To return to the question posed at the outset — how does the Growth Plan for the Greater Golden Horseshoe look in historical perspective? In some ways, it looks quite promising. It has avoided most of the missteps of the region’s past planning failures, and it has put several ideas that have been discussed in the region for much of the last generation — nodes and corridors, reurbanization and intensification, mixed-use greenfield development — into a planning program that most of the region’s municipalities have accepted.
To celebrate the plan’s accomplishments, however, is a little premature. The Growth Plan itself may be worthy of praise, but this history has shown quite clearly that impressive plans can quite easily become unimplemented plans — in which case their impressiveness ceases to be of much use.

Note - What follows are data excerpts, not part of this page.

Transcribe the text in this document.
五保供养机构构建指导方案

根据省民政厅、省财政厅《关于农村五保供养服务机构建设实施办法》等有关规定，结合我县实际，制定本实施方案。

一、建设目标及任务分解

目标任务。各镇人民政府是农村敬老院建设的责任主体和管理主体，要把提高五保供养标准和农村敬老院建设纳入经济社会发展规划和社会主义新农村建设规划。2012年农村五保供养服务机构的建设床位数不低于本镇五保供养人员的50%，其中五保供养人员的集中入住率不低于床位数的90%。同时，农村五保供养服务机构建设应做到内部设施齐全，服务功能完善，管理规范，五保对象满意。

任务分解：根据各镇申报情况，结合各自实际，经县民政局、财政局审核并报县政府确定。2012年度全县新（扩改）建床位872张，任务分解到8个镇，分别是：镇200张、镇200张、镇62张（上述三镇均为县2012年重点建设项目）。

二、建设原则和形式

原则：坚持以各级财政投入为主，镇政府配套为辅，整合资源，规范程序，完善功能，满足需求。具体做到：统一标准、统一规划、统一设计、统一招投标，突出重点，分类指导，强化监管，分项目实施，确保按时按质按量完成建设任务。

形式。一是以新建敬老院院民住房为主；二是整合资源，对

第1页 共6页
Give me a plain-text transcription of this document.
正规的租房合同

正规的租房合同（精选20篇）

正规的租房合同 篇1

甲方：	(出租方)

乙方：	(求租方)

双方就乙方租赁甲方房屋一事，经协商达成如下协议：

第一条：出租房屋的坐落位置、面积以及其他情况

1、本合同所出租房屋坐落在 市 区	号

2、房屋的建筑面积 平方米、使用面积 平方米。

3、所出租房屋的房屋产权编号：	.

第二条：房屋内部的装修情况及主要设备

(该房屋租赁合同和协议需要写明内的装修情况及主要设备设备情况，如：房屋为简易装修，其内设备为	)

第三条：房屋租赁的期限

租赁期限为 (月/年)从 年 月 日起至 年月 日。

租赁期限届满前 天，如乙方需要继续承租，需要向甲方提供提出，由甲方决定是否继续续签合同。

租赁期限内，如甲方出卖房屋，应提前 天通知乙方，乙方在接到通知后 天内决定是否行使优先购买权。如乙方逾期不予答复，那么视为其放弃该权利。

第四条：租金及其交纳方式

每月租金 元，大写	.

History has also shown that plans can be killed if the political winds turn against them. Regional plans take years, even decades, to be successful, and for this they need to survive multiple elections, perhaps even changes of government from one political stripe to another. The one successful regional planning program in the region’s history, the MTPB’s metropolitan plan, lasted remarkably long, and it did so because it was, especially in its early years, outside the political fray. That the key elements of the plan have already survived a transition from Conservative to Liberal government — aided, it appears, by continuity in the civil service — is most promising. And now, in October 2007, the party that introduced the plan has won a second majority government. But it is hard to predict how this will play out. The recent election was won with scarcely a mention of Places to Grow, but urban development can quickly become highly politicized. Presumably political opposition to the Growth Plan will develop at some point, and future governments might be elected on a platform of scrapping it. Will the plan be deeply enough rooted in municipal planning authorities to withstand such opposition?